Austin Joseph, Whole Health Club Nutritionist
After why we teach clients to be plant-based, one of the most common questions we get is why we teach cooking without added oils. After all, it is commonly said that vegetable oils like olive or canola oil are good for the heart.
I’d like to note that I have nothing against fats in general. Fats are an essential macronutrient, and are an important part of a healthy diet. Like anything though, they’re best for us in a whole food form. Nuts, seeds, avocados, and most legumes all naturally contain fat and definitely belong in a healthy diet!
Less than a year ago, I still thought high quantities of vegetable oils had a place in a healthy diet. I used them for cooking, in salad dressings, you name it. And why wouldn’t I think this? Most healthcare professionals tout the benefits of choosing vegetable oil. And any bottle of oil at the grocery store is likely to market itself as “heart healthy.” The evidence is pretty clear, right?
Not quite. A lot of these claims probably stem from the fact that vegetable oils are healthier than animal fats. Healthier doesn’t always mean healthy though! The second source of confusion is probably due to studies about the mediterranean diet. As Dr. Michael Greger explains in this video, the mediterranean diet does include olive oil, but it also includes far more vegetables, nuts, whole grains, and legumes than the standard American diet. Those are likely the biggest sources of health improvements seen from a mediterranean diet, but somehow we’ve lost sight of that and only focused on the oil! A look at a few other studies examined in the video shows that the consumption of vegetable oils still has a negative effect on our arteries.

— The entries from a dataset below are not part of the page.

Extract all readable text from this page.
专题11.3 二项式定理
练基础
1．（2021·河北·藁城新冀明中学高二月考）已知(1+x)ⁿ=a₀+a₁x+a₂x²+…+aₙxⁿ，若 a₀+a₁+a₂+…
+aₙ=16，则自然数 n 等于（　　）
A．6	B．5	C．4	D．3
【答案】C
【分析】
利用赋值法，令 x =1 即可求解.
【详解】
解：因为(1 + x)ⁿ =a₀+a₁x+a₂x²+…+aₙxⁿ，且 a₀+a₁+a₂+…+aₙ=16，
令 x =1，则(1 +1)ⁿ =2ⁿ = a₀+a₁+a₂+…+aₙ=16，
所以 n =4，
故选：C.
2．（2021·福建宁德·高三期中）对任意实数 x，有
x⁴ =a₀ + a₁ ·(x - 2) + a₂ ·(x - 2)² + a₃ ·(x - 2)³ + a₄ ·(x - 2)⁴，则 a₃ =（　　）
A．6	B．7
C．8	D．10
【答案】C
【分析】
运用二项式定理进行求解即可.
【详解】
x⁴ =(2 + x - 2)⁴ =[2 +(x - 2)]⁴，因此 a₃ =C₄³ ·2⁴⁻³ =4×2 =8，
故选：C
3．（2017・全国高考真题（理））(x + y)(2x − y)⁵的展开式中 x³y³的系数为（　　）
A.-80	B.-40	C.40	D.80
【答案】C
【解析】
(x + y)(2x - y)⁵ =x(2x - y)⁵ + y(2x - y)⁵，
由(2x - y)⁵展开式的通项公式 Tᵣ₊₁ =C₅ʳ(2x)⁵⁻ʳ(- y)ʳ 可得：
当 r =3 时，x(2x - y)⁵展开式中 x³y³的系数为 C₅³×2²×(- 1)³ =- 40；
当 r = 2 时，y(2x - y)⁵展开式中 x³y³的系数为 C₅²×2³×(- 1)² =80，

A helpful analogy is to think of vegetable oil like sugar. Starting out, sugar comes from beets. However, by the time we’re done refining it to make the sweet crystalline stuff we all recognize, we’ve removed every part of the beet that was originally good for us. Oil is the same. It comes from foods that were originally healthy (olives, soybeans, etc) but have been stripped down until we’re left with a product that tastes good, but has damaging effects on our health.
A secondary reason for teaching clients to cook without oil is weight control. A lot of people are looking to control or lost weight, and removing extra oils from the diet is a way to reduce calorie consumption without making someone feel any hungrier. That way, people get to eat the same volume of food (or more) and still reach their weight goals!
In short, fat absolutely has a place in a healthy diet, but it needs to be in the form of unrefined plant foods! That way, we take in plenty of other nutrients with it and only get it in the quantities nature intended.